L’œuvre des actionnistes viennois est apparue a posteriori comme une forme de catharsis. Otto Mühl, par exemple, en mêlant nourriture, matière fécale, sexualité collective, souhaite briser tous les tabous. La sexualité lui apparaissait comme l’objet essentiel d’une répression dans la société d’après-guerre et, de fait, devenait un élément essentiel à une efficacité révolutionnaire.
Le 28 juin 1963 Mülh et Nitsch distribuent un tract dans le XXe arrondissement de Vienne : « Je vais me mettre en état d’excitation physique par des actions et pénétrer jusqu’à l’expérience de l’excès originaire. Je répands, j’asperge, je souille l’espace avec du sang et me roule dans les flaques de couleurs. Je m’étends tout habillé sur un lit. On remplira et on versera sous les draps des boyaux, pis de vache lacérés […]. Je mâche des roses thé plongées dans l’eau sucrée, et crache la douce chair des roses. […] je donne mon corps à répandre publiquement. [3]»
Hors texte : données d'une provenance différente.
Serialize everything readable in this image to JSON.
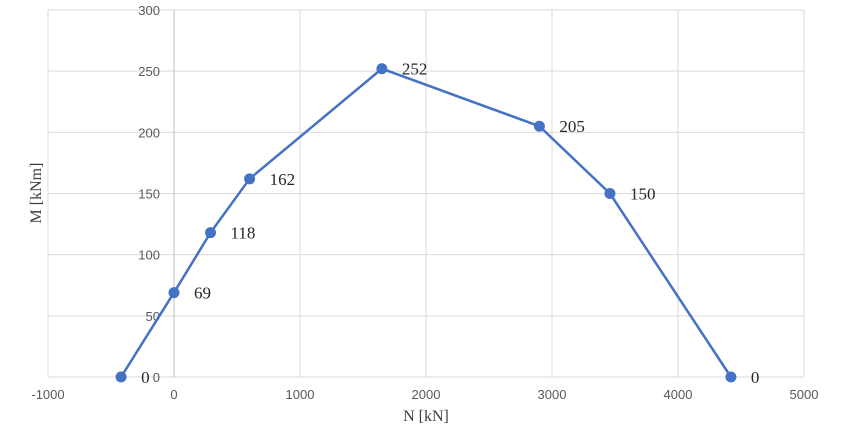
{
  "chart_data": {
    "type": "line",
    "title": "",
    "xlabel": "N [kN]",
    "ylabel": "M [kNm]",
    "xlim": [
      -1000,
      5000
    ],
    "ylim": [
      0,
      300
    ],
    "x_ticks": [
      -1000,
      0,
      1000,
      2000,
      3000,
      4000,
      5000
    ],
    "y_ticks": [
      0,
      50,
      100,
      150,
      200,
      250,
      300
    ],
    "grid": true,
    "legend": "none",
    "series": [
      {
        "color": "#4472c4",
        "points": [
          {
            "x": -420,
            "y": 0,
            "label": "0"
          },
          {
            "x": 0,
            "y": 69,
            "label": "69"
          },
          {
            "x": 290,
            "y": 118,
            "label": "118"
          },
          {
            "x": 600,
            "y": 162,
            "label": "162"
          },
          {
            "x": 1650,
            "y": 252,
            "label": "252"
          },
          {
            "x": 2900,
            "y": 205,
            "label": "205"
          },
          {
            "x": 3460,
            "y": 150,
            "label": "150"
          },
          {
            "x": 4420,
            "y": 0,
            "label": "0"
          }
        ]
      }
    ]
  }
}
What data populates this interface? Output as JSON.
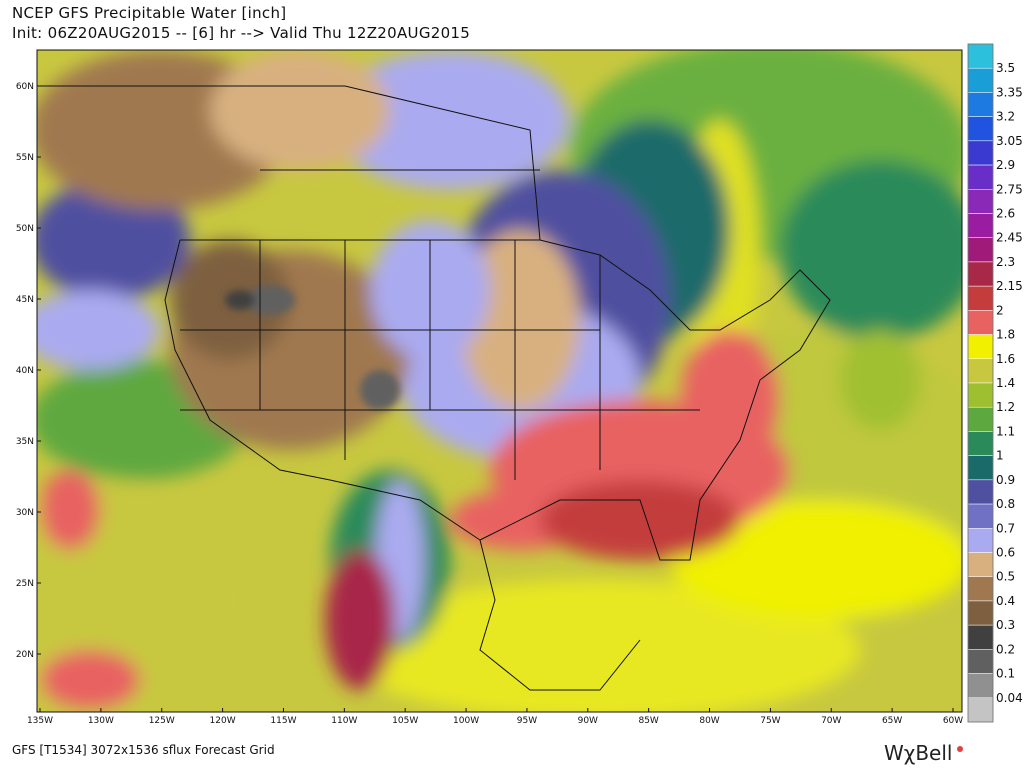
{
  "header": {
    "title": "NCEP GFS Precipitable Water [inch]",
    "subtitle": "Init: 06Z20AUG2015 -- [6] hr --> Valid Thu 12Z20AUG2015"
  },
  "map": {
    "lat_labels": [
      "60N",
      "55N",
      "50N",
      "45N",
      "40N",
      "35N",
      "30N",
      "25N",
      "20N"
    ],
    "lon_labels": [
      "135W",
      "130W",
      "125W",
      "120W",
      "115W",
      "110W",
      "105W",
      "100W",
      "95W",
      "90W",
      "85W",
      "80W",
      "75W",
      "70W",
      "65W",
      "60W"
    ]
  },
  "colorbar": {
    "top_color": "#2cc0dc",
    "levels": [
      {
        "value": 3.5,
        "color": "#1a9ed8"
      },
      {
        "value": 3.35,
        "color": "#1c7ae0"
      },
      {
        "value": 3.2,
        "color": "#2054e0"
      },
      {
        "value": 3.05,
        "color": "#3a3ad0"
      },
      {
        "value": 2.9,
        "color": "#6a2ec8"
      },
      {
        "value": 2.75,
        "color": "#8a28b8"
      },
      {
        "value": 2.6,
        "color": "#9a1ca0"
      },
      {
        "value": 2.45,
        "color": "#a01a7a"
      },
      {
        "value": 2.3,
        "color": "#a82848"
      },
      {
        "value": 2.15,
        "color": "#c43c3c"
      },
      {
        "value": 2,
        "color": "#e86262"
      },
      {
        "value": 1.8,
        "color": "#f0f000"
      },
      {
        "value": 1.6,
        "color": "#c8c840"
      },
      {
        "value": 1.4,
        "color": "#9ec030"
      },
      {
        "value": 1.2,
        "color": "#5ea840"
      },
      {
        "value": 1.1,
        "color": "#2a8a5a"
      },
      {
        "value": 1,
        "color": "#1a6a6a"
      },
      {
        "value": 0.9,
        "color": "#5050a0"
      },
      {
        "value": 0.8,
        "color": "#7070c4"
      },
      {
        "value": 0.7,
        "color": "#aaaaf0"
      },
      {
        "value": 0.6,
        "color": "#d8b080"
      },
      {
        "value": 0.5,
        "color": "#a07850"
      },
      {
        "value": 0.4,
        "color": "#7e6040"
      },
      {
        "value": 0.3,
        "color": "#404040"
      },
      {
        "value": 0.2,
        "color": "#606060"
      },
      {
        "value": 0.1,
        "color": "#909090"
      },
      {
        "value": 0.04,
        "color": "#c4c4c4"
      }
    ]
  },
  "footer": {
    "text": "GFS [T1534] 3072x1536 sflux Forecast Grid",
    "logo": "WχBell"
  }
}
Si les actions de Mülh et Nischt sont politiques, violentes - mais à dessein -, les actions de Gunther Brus sont, quant à elles, bien plus ancrées des réflexions existentielles. Sur la vidéo montrée précédemment – Automutilation – l’artiste recouvert de peinture blanche semblait reproduire un début de suicide en public… Mais, dans ces « tableaux » mis en scène, c’est bien plus la recherche de la limite entre peinture et corps, vivant et mort, simulation et réalité, qui se joue. Limite aussi entre homme et chose. Entre homme et monstre. Cette œuvre particulièrement forte présente un homme (Gunther Brus) recouvert d’une pâte blanche, une peinture épaisse dans laquelle son corps se meut comme s’il était fait de cette même matière. Comme un spectre protéiforme, il évolue, rampant dans cette glu blanchâtre. Cette chose informe et sans visage, sans forme humaine réelle, dépossédée de son humanité semble évoquer les corps des déportés, les corps brûlés et massacrés. Alors, de quelle « automutilation » peut-il bien s’agir ? Il n’y a pas, dans cette œuvre, de réelle automutilation. Mais l’on peut pressentir un propos plus philosophique qui tendrait à montrer la façon dont l’humanité se mutile seule, au nom d’idéaux vaniteux. Et Gunther Brus prend le temps de happer les spectateurs. La caméra filme de façon compulsive, s’arrêtant sur chaque détail. Les plans serrés compriment l’espace psychologique du spectateur et l’implique de façon irréversible dans le processus de défiguration.
Robert Fleck dira : « Par l’utilisation réelle de symboles de l’inconscient collectif national – le sang, la croix et autres signes du rituel catholique – ou par des scènes reproduisant réellement l’anéantissement de l’homme en référence à l’holocauste, les actionnistes viennois voulaient expulser de l’Autriche de l’après-guerre, les restes d’un fascisme encore présent. De tous les mouvements artistiques de la seconde moitié du XXe siècle, ce sont eux qui débouchèrent sur la confrontation la plus violente avec leur propre société. [4]»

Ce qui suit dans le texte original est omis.